En effet, ainsi qu'il résulte de l'article 878-1° du C.G.I., ces agents publics sont chargés de l'exécution des seules formalités entrant dans leurs attributions légales et qui sont celles "prescrites pour la publicité des privilèges et des hypothèques et des autres droits sur les immeubles".

Aussi, ne peuvent-ils que s'abstenir de prêter leur concours chaque fois qu'en déférant à la réquisition de publier, ou bien ils excéderaient les pouvoirs qui leur sont conférés, ou bien, à l'inverse, faute d'être mis en mesure de s'acquitter d'une obligation légale leur incombant, ils méconnaîtraient leur propre compétence.

C'est pourtant la proposition ci-dessus que Me S... avance et défend au soutien des actions menées par lui depuis 1990 afin d'empêcher les conservateurs de radier les inscriptions.

Aux radiations, ce notaire entend substituer la publication, sous forme de mentions en marge, d'actes emportant mainlevée ou caractérisant, sous une autre dénomination, telle celle de quittance et/ou de réduction de durée d'effet de l'inscription, le renoncement à la garantie hypothécaire.

A cette substitution, les conservateurs ne pouvaient acquiescer car l'exécution des formalités requises aurait eu pour résultat de supprimer le contrôle qu'ils doivent exercer en vertu des dispositions combinées des articles 2157 et 2158 (1er alinéa) du code civil.

Ce contrôle, depuis longtemps (1), est défini par la Cour de cassation comme étant celui de la validité du renoncement auquel dans l'acte authentique, dont une expédition est remise "au bureau du conservateur", la "partie intéressée" a souscrit.

Pour ceux qui doivent l'assurer, il n'a pas le caractère d'une simple faculté. Il est un impérieux devoir, appelé, s'il n'a pas été correctement rempli, à engager leur responsabilité civile personnelle si bien que lorsque le document à formaliser emporte un tel renoncement, aucune adjonction n'est susceptible d'être apportée à l'inscription concernée tant que sa radiation n'a pas été consentie et requise.

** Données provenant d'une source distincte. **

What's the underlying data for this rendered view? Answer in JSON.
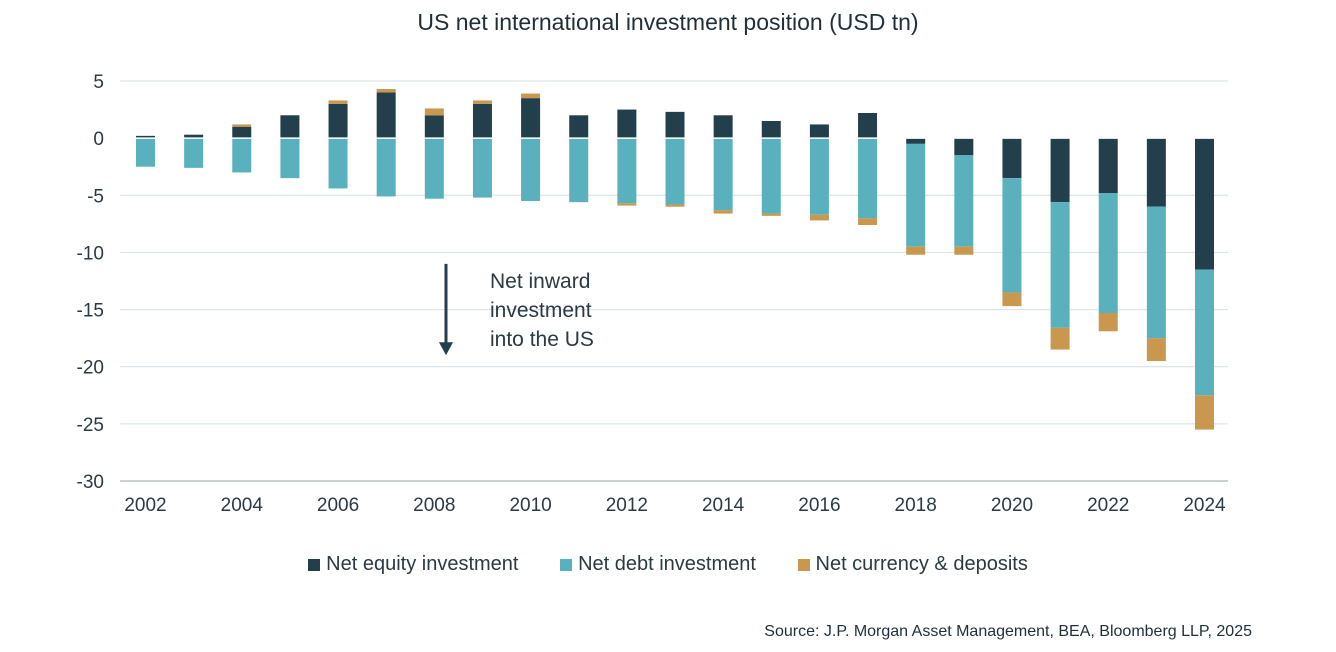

C'est ce que la Cour de cassation a jugé dans deux arrêts rendus successivement les 9 février et 13 juillet 1994 ( Bull. A.M.C., art. 1604 et 1630 ).

Certes, par rapport aux espèces qui, alors, ont été jugées, la présente affaire présente une singularité : le document qui a été remis contient la désignation d'un immeuble mais il ne relate aucune inscription. Il n'a pu, par suite, être demandé qu'il soit publié sous forme de mention en marge.

Le requérant a donc agi de la manière prévue à l'article 67-3 du décret du 14 octobre 1955 : pour opérer la publicité, il a présenté deux expéditions de l'acte de quittance dont l'une, établie sur la formule 3265, est destinée à être intégrée au registre des publications des droits sur les immeubles autres que les privilèges, les hypothèques et les saisies.

Pour s'y opposer, le conservateur ne pouvait citer aucune disposition législative ou réglementaire faisant défense de publier un document où il est donné quittance du prix d'une licitation immobilière et où il est constaté à la fois la non-publication et l'extinction du privilège de copartageant.

Devait-il, dès lors, laisser faire ?

A cette question, il ne peut être répondu que par la négative. En effet, en incorporant un tel acte dans le registre public après l'avoir répertorié et analysé sur le fichier immobilier, le fonctionnaire qu'est un conservateur serait sorti de la zone d'activité qui lui est impartie et qui coïncide avec le champ d'application de la publicité foncière.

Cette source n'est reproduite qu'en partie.